How long should I study for GCFE?

Plan for 100-150 hours of study over 6-10 weeks. Most candidates complete SANS FOR500 (6 days). Heavy hands-on practice with the Eric Zimmerman tools and a sample Windows disk image is essential. Build a printed, tabbed reference with registry keys, artifact locations, and tool command-line syntax.

What jobs can I get with GCFE certification?

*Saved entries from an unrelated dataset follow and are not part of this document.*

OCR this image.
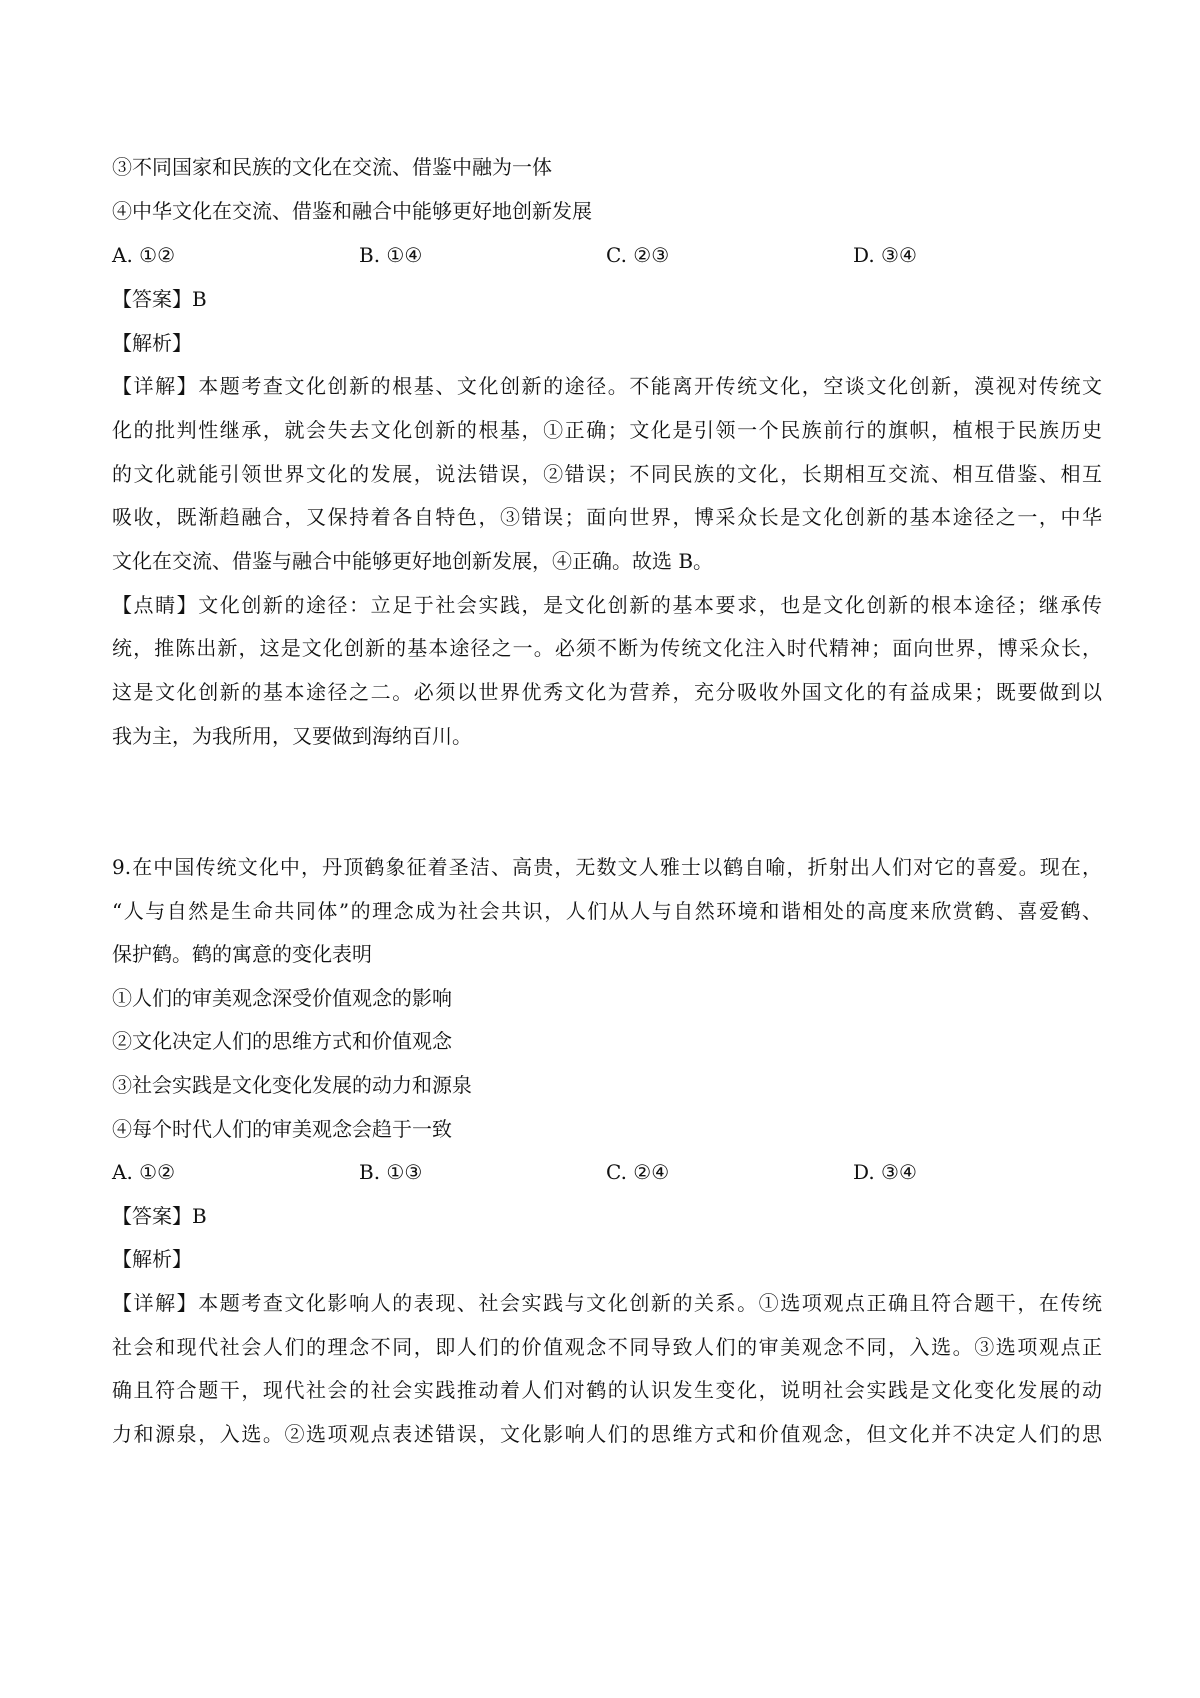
③不同国家和民族的文化在交流、借鉴中融为一体
④中华文化在交流、借鉴和融合中能够更好地创新发展
A. ①②	B. ①④	C. ②③	D. ③④
【答案】B
【解析】
【详解】本题考查文化创新的根基、文化创新的途径。不能离开传统文化，空谈文化创新，漠视对传统文
化的批判性继承，就会失去文化创新的根基，①正确；文化是引领一个民族前行的旗帜，植根于民族历史
的文化就能引领世界文化的发展，说法错误，②错误；不同民族的文化，长期相互交流、相互借鉴、相互
吸收，既渐趋融合，又保持着各自特色，③错误；面向世界，博采众长是文化创新的基本途径之一，中华
文化在交流、借鉴与融合中能够更好地创新发展，④正确。故选 B。
【点睛】文化创新的途径：立足于社会实践，是文化创新的基本要求，也是文化创新的根本途径；继承传
统，推陈出新，这是文化创新的基本途径之一。必须不断为传统文化注入时代精神；面向世界，博采众长，
这是文化创新的基本途径之二。必须以世界优秀文化为营养，充分吸收外国文化的有益成果；既要做到以
我为主，为我所用，又要做到海纳百川。
9.在中国传统文化中，丹顶鹤象征着圣洁、高贵，无数文人雅士以鹤自喻，折射出人们对它的喜爱。现在，
“人与自然是生命共同体”的理念成为社会共识，人们从人与自然环境和谐相处的高度来欣赏鹤、喜爱鹤、
保护鹤。鹤的寓意的变化表明
①人们的审美观念深受价值观念的影响
②文化决定人们的思维方式和价值观念
③社会实践是文化变化发展的动力和源泉
④每个时代人们的审美观念会趋于一致
A. ①②	B. ①③	C. ②④	D. ③④
【答案】B
【解析】
【详解】本题考查文化影响人的表现、社会实践与文化创新的关系。①选项观点正确且符合题干，在传统
社会和现代社会人们的理念不同，即人们的价值观念不同导致人们的审美观念不同，入选。③选项观点正
确且符合题干，现代社会的社会实践推动着人们对鹤的认识发生变化，说明社会实践是文化变化发展的动
力和源泉，入选。②选项观点表述错误，文化影响人们的思维方式和价值观念，但文化并不决定人们的思
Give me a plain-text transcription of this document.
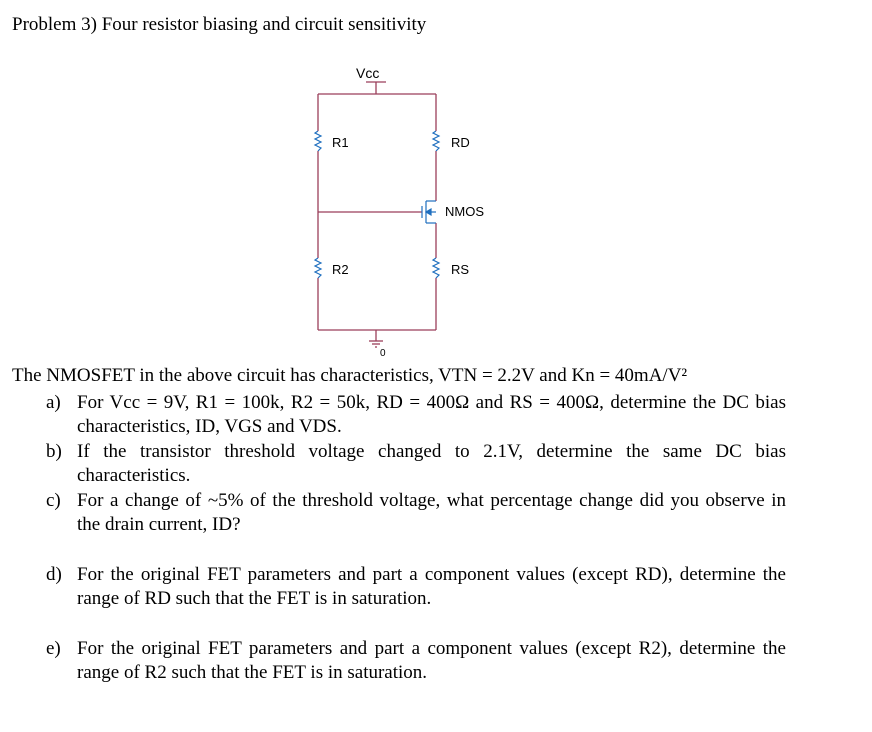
Problem 3) Four resistor biasing and circuit sensitivity
Vcc
R1	RD
NMOS
R2	RS
0
The NMOSFET in the above circuit has characteristics, VTN = 2.2V and Kn = 40mA/V²
a) For Vcc = 9V, R1 = 100k, R2 = 50k, RD = 400Ω and RS = 400Ω, determine the DC bias characteristics, ID, VGS and VDS.
b) If the transistor threshold voltage changed to 2.1V, determine the same DC bias characteristics.
c) For a change of ~5% of the threshold voltage, what percentage change did you observe in the drain current, ID?
d) For the original FET parameters and part a component values (except RD), determine the range of RD such that the FET is in saturation.
e) For the original FET parameters and part a component values (except R2), determine the range of R2 such that the FET is in saturation.
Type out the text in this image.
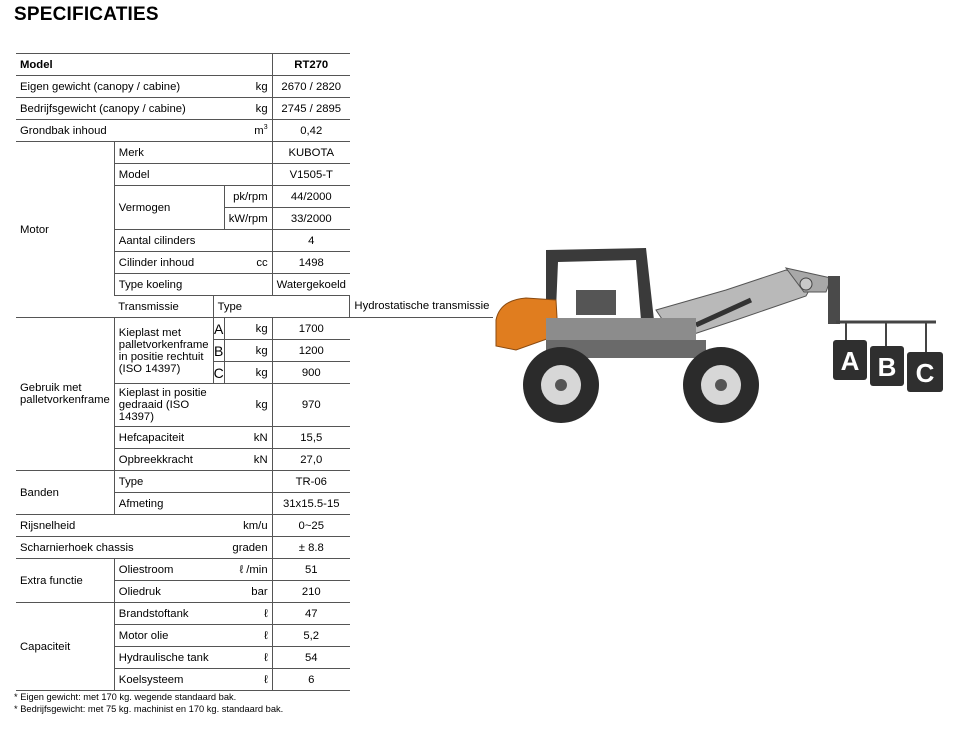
SPECIFICATIES
Model				RT270	
Eigen gewicht (canopy / cabine)			kg	2670 / 2820	
Bedrijfsgewicht (canopy / cabine)			kg	2745 / 2895	
Grondbak inhoud			$m^3$	0,42	
Motor	Merk			KUBOTA	
	Model			V1505-T	
	Vermogen		pk/rpm	44/2000	
			kW/rpm	33/2000	
	Aantal cilinders			4	
	Cilinder inhoud		cc	1498	
	Type koeling			Watergekoeld	
	Transmissie	Type			Hydrostatische transmissie
Gebruik met palletvorkenframe	Kieplast met palletvorkenframe in positie rechtuit (ISO 14397)	A	kg	1700	
		B	kg	1200	
		C	kg	900	
	Kieplast in positie gedraaid (ISO 14397)		kg	970	
	Hefcapaciteit		kN	15,5	
	Opbreekkracht		kN	27,0	
Banden	Type			TR-06	
	Afmeting			31x15.5-15	
Rijsnelheid			km/u	0~25	
Scharnierhoek chassis			graden	± 8.8	
Extra functie	Oliestroom		ℓ /min	51	
	Oliedruk		bar	210	
Capaciteit	Brandstoftank		ℓ	47	
	Motor olie		ℓ	5,2	
	Hydraulische tank		ℓ	54	
	Koelsysteem		ℓ	6	
* Eigen gewicht: met 170 kg. wegende standaard bak.
* Bedrijfsgewicht: met 75 kg. machinist en 170 kg. standaard bak.
A B C
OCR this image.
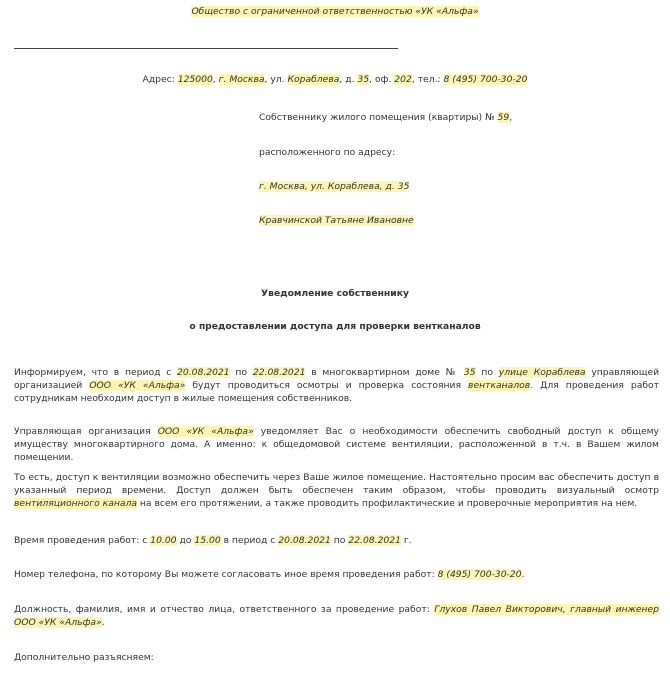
Общество с ограниченной ответственностью «УК «Альфа»
Адрес: 125000, г. Москва, ул. Кораблева, д. 35, оф. 202, тел.: 8 (495) 700-30-20
Собственнику жилого помещения (квартиры) № 59,
расположенного по адресу:
г. Москва, ул. Кораблева, д. 35
Кравчинской Татьяне Ивановне
Уведомление собственнику
о предоставлении доступа для проверки вентканалов
Информируем, что в период с 20.08.2021 по 22.08.2021 в многоквартирном доме № 35 по улице Кораблева управляющей организацией ООО «УК «Альфа» будут проводиться осмотры и проверка состояния вентканалов. Для проведения работ сотрудникам необходим доступ в жилые помещения собственников.
Управляющая организация ООО «УК «Альфа» уведомляет Вас о необходимости обеспечить свободный доступ к общему имуществу многоквартирного дома. А именно: к общедомовой системе вентиляции, расположенной в т.ч. в Вашем жилом помещении.
То есть, доступ к вентиляции возможно обеспечить через Ваше жилое помещение. Настоятельно просим вас обеспечить доступ в указанный период времени. Доступ должен быть обеспечен таким образом, чтобы проводить визуальный осмотр вентиляционного канала на всем его протяжении, а также проводить профилактические и проверочные мероприятия на нем.
Время проведения работ: с 10.00 до 15.00 в период с 20.08.2021 по 22.08.2021 г.
Номер телефона, по которому Вы можете согласовать иное время проведения работ: 8 (495) 700-30-20.
Должность, фамилия, имя и отчество лица, ответственного за проведение работ: Глухов Павел Викторович, главный инженер ООО «УК «Альфа».
Дополнительно разъясняем:
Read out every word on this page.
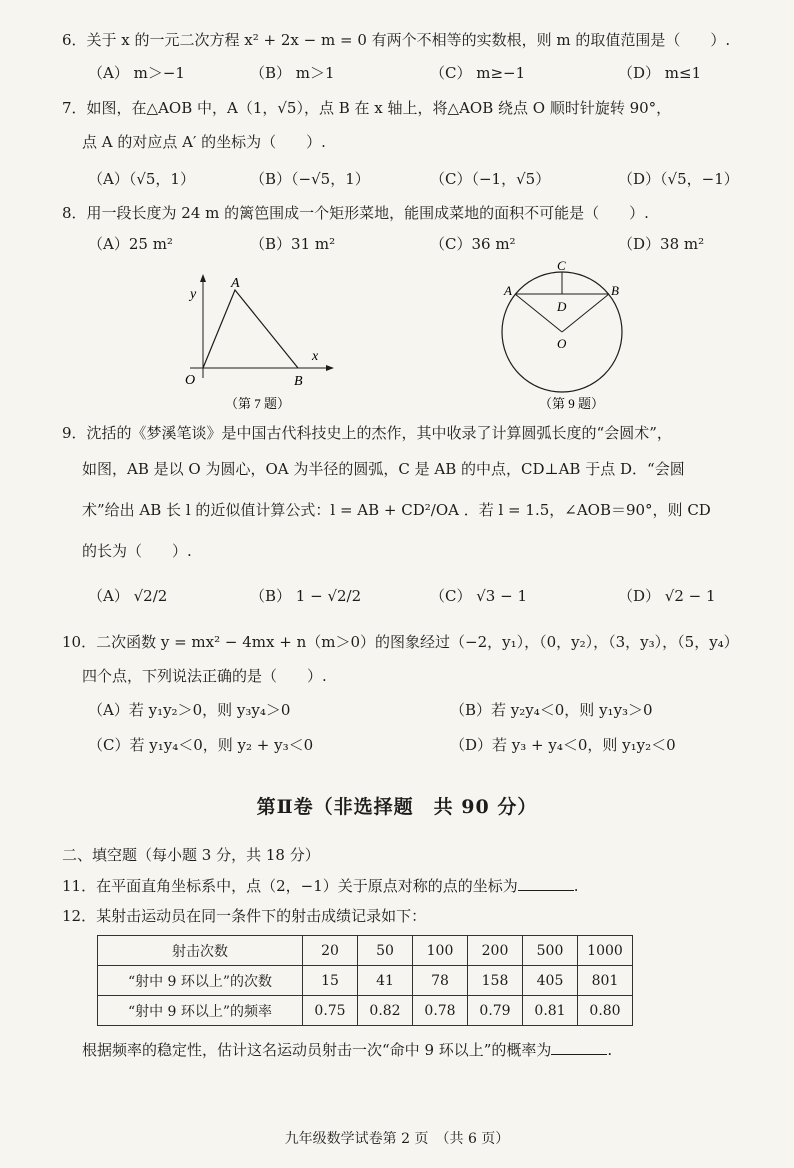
6．关于 x 的一元二次方程 x² + 2x − m = 0 有两个不相等的实数根，则 m 的取值范围是（　　）.
（A） m＞−1	（B） m＞1	（C） m≥−1	（D） m≤1
7．如图，在△AOB 中，A（1，√5），点 B 在 x 轴上，将△AOB 绕点 O 顺时针旋转 90°，
点 A 的对应点 A′ 的坐标为（　　）.
（A）（√5，1）	（B）（−√5，1）	（C）（−1，√5）	（D）（√5，−1）
8．用一段长度为 24 m 的篱笆围成一个矩形菜地，能围成菜地的面积不可能是（　　）.
（A）25 m²	（B）31 m²	（C）36 m²	（D）38 m²
y
x
A
O	B
（第 7 题）
C
A	B
D
O
（第 9 题）
9．沈括的《梦溪笔谈》是中国古代科技史上的杰作，其中收录了计算圆弧长度的“会圆术”，
如图，AB 是以 O 为圆心，OA 为半径的圆弧，C 是 AB 的中点，CD⊥AB 于点 D．“会圆
术”给出 AB 长 l 的近似值计算公式：l = AB + CD²/OA ．若 l = 1.5，∠AOB＝90°，则 CD
的长为（　　）.
（A） √2/2	（B） 1 − √2/2	（C） √3 − 1	（D） √2 − 1
10．二次函数 y = mx² − 4mx + n（m＞0）的图象经过（−2，y₁），（0，y₂），（3，y₃），（5，y₄）
四个点，下列说法正确的是（　　）.
（A）若 y₁y₂＞0，则 y₃y₄＞0	（B）若 y₂y₄＜0，则 y₁y₃＞0
（C）若 y₁y₄＜0，则 y₂ + y₃＜0	（D）若 y₃ + y₄＜0，则 y₁y₂＜0
第Ⅱ卷（非选择题　共 90 分）
二、填空题（每小题 3 分，共 18 分）
11．在平面直角坐标系中，点（2，−1）关于原点对称的点的坐标为	.
12．某射击运动员在同一条件下的射击成绩记录如下：
射击次数	20	50	100	200	500	1000
“射中 9 环以上”的次数	15	41	78	158	405	801
“射中 9 环以上”的频率	0.75	0.82	0.78	0.79	0.81	0.80
根据频率的稳定性，估计这名运动员射击一次“命中 9 环以上”的概率为	.
九年级数学试卷第 2 页　（共 6 页）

GCFE qualifies you for forensic examiner and DFIR roles: Digital Forensic Examiner ($85,000-130,000), Incident Response Analyst ($85,000-125,000), eDiscovery Analyst ($80,000-115,000), Cyber Crime Investigator ($85,000-130,000), and Forensic Consultant ($95,000-145,000). GCFE is DoD 8570/8140 approved for CSSP Analyst roles.